Os Impugnantes não se conformaram com a sentença e dela recorreram para este Supremo Tribunal Administrativo, sustentando que a sentença não fez a melhor interpretação do art. 5.º, n.º 1, do Decreto-Lei n.º 442-A/88, de 30 de Novembro. Sustentam, em resumo, que a fracção autónoma vendida pelo Recorrente marido em 2005 não pode ser tida como um prédio novo, mas antes como um prédio adquirido antes de 1 de Janeiro de 1989, sob pena de se contornar o regime transitório que o legislador consagrou no n.º 1 do art. 5.º do Decreto-Lei n.º 442-A/88, de 30 de Novembro e, assim, se violar o princípio da não retroactividade da lei fiscal.
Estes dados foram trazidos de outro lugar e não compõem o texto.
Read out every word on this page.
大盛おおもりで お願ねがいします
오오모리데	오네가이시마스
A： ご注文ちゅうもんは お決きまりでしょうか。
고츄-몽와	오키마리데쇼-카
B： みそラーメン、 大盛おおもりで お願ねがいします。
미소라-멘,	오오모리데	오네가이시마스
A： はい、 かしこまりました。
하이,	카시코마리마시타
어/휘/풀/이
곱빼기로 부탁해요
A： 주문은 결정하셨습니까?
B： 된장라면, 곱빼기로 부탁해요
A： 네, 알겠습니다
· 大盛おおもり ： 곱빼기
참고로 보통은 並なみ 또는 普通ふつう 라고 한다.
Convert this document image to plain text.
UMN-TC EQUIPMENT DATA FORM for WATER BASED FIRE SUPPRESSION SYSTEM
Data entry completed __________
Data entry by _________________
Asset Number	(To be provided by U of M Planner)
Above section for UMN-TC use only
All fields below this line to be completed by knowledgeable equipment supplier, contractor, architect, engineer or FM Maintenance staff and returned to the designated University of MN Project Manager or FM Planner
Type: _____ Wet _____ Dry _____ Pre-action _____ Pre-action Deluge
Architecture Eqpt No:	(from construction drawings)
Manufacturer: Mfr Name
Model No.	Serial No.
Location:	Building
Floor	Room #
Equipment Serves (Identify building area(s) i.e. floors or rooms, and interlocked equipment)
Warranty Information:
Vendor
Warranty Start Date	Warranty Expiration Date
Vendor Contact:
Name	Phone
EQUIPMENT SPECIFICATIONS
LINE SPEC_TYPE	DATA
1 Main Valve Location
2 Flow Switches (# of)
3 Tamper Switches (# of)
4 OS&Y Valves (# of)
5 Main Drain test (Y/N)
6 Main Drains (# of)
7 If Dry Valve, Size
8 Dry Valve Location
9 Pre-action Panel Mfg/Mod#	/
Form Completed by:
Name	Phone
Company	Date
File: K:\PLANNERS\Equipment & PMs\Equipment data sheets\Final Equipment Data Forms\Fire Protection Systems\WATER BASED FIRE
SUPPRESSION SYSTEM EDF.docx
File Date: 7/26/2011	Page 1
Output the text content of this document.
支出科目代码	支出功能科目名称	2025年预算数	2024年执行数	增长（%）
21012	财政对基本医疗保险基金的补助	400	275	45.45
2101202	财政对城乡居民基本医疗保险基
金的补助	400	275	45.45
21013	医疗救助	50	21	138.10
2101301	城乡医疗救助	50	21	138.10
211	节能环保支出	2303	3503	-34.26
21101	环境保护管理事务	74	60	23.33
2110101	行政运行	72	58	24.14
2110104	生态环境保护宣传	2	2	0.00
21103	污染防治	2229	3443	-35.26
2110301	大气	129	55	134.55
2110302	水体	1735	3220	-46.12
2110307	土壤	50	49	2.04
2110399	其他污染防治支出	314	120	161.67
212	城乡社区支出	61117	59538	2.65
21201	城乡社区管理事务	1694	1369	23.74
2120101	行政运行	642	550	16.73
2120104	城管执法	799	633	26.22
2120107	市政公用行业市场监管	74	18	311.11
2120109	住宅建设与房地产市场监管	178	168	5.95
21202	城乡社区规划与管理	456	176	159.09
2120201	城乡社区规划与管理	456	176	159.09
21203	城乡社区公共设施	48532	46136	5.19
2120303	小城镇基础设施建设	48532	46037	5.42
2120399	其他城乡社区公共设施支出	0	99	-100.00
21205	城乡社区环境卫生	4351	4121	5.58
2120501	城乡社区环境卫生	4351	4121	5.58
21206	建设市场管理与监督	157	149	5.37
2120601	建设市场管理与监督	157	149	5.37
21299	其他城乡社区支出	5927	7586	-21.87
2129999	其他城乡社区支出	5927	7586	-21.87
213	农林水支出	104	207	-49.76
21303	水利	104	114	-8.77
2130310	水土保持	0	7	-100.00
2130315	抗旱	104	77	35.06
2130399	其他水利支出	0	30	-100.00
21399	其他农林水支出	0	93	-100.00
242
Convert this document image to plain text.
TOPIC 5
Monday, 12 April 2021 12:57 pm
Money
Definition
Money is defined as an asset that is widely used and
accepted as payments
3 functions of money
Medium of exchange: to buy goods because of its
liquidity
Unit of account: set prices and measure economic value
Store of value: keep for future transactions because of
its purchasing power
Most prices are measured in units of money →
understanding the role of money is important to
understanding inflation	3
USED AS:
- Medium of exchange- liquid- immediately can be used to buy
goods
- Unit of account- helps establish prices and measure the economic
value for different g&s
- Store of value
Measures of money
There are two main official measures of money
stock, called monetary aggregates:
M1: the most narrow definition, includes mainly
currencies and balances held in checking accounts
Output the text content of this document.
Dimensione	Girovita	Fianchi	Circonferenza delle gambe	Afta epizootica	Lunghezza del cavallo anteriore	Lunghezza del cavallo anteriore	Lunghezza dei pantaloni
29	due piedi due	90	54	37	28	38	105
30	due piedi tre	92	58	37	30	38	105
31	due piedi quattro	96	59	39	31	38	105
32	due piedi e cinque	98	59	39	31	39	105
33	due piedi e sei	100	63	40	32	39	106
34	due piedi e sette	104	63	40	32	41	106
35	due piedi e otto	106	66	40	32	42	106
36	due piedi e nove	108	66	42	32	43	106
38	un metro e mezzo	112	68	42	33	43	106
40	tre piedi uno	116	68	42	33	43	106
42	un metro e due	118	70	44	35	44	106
Assim, a questão que cumpre apreciar e decidir é a de saber se a sentença fez correcto julgamento quando considerou tributáveis em sede de IRS os ganhos obtidos com a transmissão onerosa de uma fracção autónoma de um prédio que, apesar de adquirido antes da entrada em vigor do CIRS, foi sujeito ao regime da propriedade horizontal já na vigência deste Código, motivo por que entendeu não poderem beneficiar do regime transitório da categoria G, previsto no n.º 1 do art. 5.º do Decreto-Lei n.º 442-A/88, na redacção do Decreto-Lei n.º 142/92, de 17 de Junho.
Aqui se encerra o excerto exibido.